You may also recall that at the AGM convened in November last year, a decision was taken not to vote on the introduction of the so-called 1% Stabilisation Fund to boost the coffers of the PHOA when Homeowners sell their properties. Despite the fact that the introduction of yet another onerous cost to Homeowners was rejected and the voting was rather on the principle, the PHOA recently announced the illegal introduction of the Stabilization Fund. Once again, there was no consultation with Homeowners to get approval for its introduction as required by the MOI.
We should really be worried about the kind of Leadership we have on the PHOA. Flagrant disregard of sound governance and the rule of law have become the order of the day.
The last item or example we would like to point out relates to the number of employees and the attendant Salary bill of said employees of the PHOA. It is 61 employees to be precise. How on earth can a HOA employ so many people when most services are outsourced and all we need is a small number of people doing admin work and monitoring the performance of Service Providers?
We have been made aware that previous Groups have requested details and a breakdown of the roles and salaries, without the disclosure of individual names, and to date they have not received any official response. What we have learned is that Morné Botha earns a salary of approximately R800k per annum and Hannes Hendricks, R1.2 million per annum. The Homeowners Association is not an operating enterprise and these costs cannot even be sustained by a comparative small business.

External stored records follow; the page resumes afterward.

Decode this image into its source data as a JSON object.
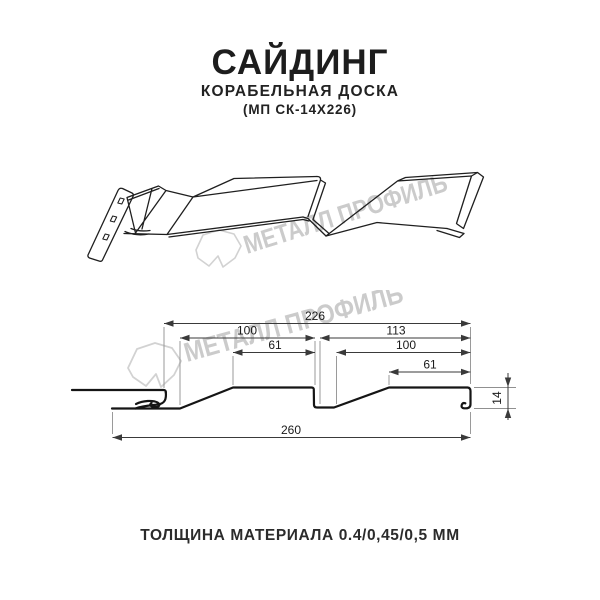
{
  "header": {
    "title": "САЙДИНГ",
    "subtitle": "КОРАБЕЛЬНАЯ ДОСКА",
    "model": "(МП СК-14Х226)"
  },
  "watermark": {
    "text": "МЕТАЛЛ ПРОФИЛЬ"
  },
  "dimensions": {
    "overall_width": "226",
    "left_board_width": "100",
    "right_board_width": "113",
    "left_flat": "61",
    "right_slope_width": "100",
    "right_flat": "61",
    "total_width": "260",
    "profile_height": "14"
  },
  "footer": {
    "thickness": "ТОЛЩИНА МАТЕРИАЛА 0.4/0,45/0,5 ММ"
  },
  "colors": {
    "line": "#1a1a1a",
    "dimension_line": "#3a3a3a",
    "extension_line": "#909090",
    "watermark": "#cbcbcb",
    "background": "#ffffff"
  }
}
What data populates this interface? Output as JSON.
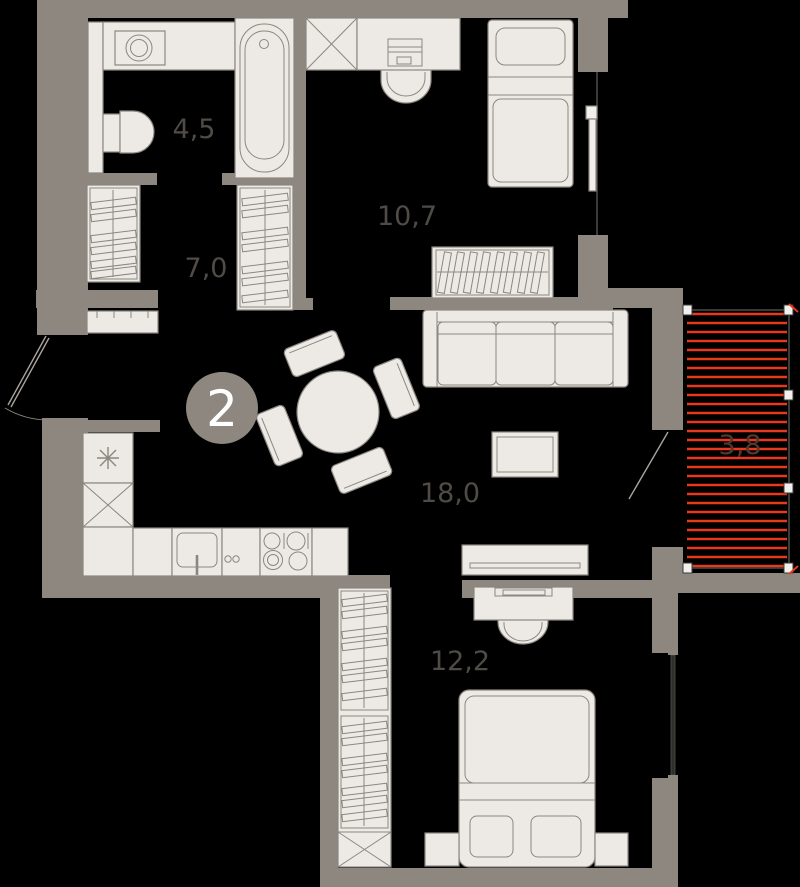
{
  "floor_plan": {
    "unit_number": "2",
    "rooms": [
      {
        "name": "bathroom",
        "area_label": "4,5"
      },
      {
        "name": "hallway",
        "area_label": "7,0"
      },
      {
        "name": "bedroom-small",
        "area_label": "10,7"
      },
      {
        "name": "living-room-kitchen",
        "area_label": "18,0"
      },
      {
        "name": "bedroom-master",
        "area_label": "12,2"
      },
      {
        "name": "balcony",
        "area_label": "3,8"
      }
    ],
    "colors": {
      "wall": "#8d8780",
      "furniture_fill": "#edeae5",
      "furniture_outline": "#8b8680",
      "balcony_heating_stripe": "#e8391d",
      "room_label_text": "#4f4b47",
      "unit_badge_fill": "#8d8780",
      "unit_badge_text": "#ffffff",
      "background": "#000000"
    }
  }
}
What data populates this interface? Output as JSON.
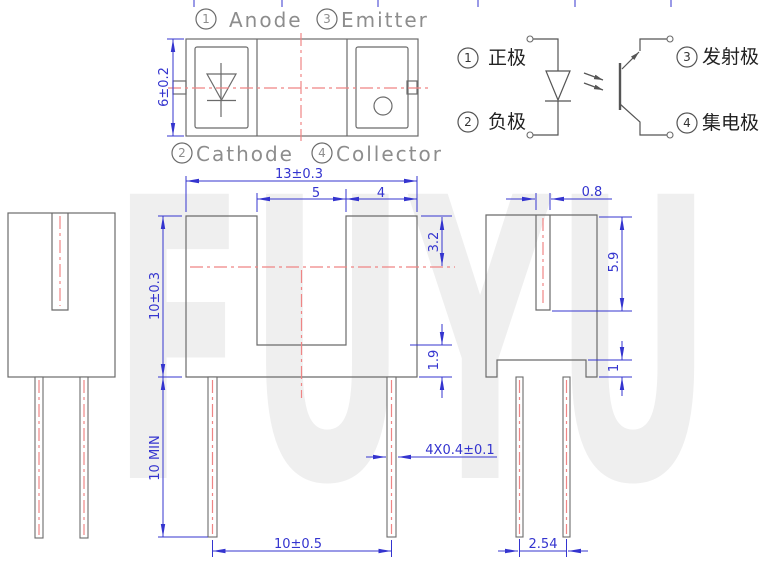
{
  "watermark": "FUYU",
  "colors": {
    "dimension_blue": "#3434cf",
    "outline_gray": "#6b6b6b",
    "centerline_red": "#ef8585",
    "label_gray": "#8d8d8d",
    "schematic_dark": "#555555",
    "watermark_gray": "#efefef"
  },
  "pin_labels": {
    "pin1": {
      "num": "1",
      "en": "Anode",
      "zh": "正极"
    },
    "pin2": {
      "num": "2",
      "en": "Cathode",
      "zh": "负极"
    },
    "pin3": {
      "num": "3",
      "en": "Emitter",
      "zh": "发射极"
    },
    "pin4": {
      "num": "4",
      "en": "Collector",
      "zh": "集电极"
    }
  },
  "dimensions": {
    "top_view_height": "6±0.2",
    "body_width": "13±0.3",
    "slot_width": "5",
    "right_segment": "4",
    "body_height": "10±0.3",
    "axis_from_top": "3.2",
    "slot_to_bottom": "1.9",
    "lead_length": "10 MIN",
    "outer_lead_span": "10±0.5",
    "lead_width": "4X0.4±0.1",
    "side_slot_width": "0.8",
    "side_slot_depth": "5.9",
    "standoff_height": "1",
    "lead_pitch": "2.54"
  }
}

The issues raised in this article just constitute the tip of the iceberg as there are many others that we would like to bring to your attention to demonstrate the excesses that the current Board and Senior Management are guilty of. It is inconceivable that no effort has ever been made to reduce Costs and ensure clean governance for the benefit of all Homeowners and Tenants as any person of sound mind would expect from any Board and Management.
Homeowners and Tenants are now facing two dilemmas, the first one being the unjustified increase in the levy amount and the second one being the high cost of purchasing a property in Pecanwood, which inevitably will result in property values going south.
This unintended consequence was not considered by the short-sightedness and irresponsible introduction of these costs. There is no doubt that this time sustained and decisive action is inevitable. If we allow this opportunity to slip through our fingers, we will regret our inaction for the rest of our lives.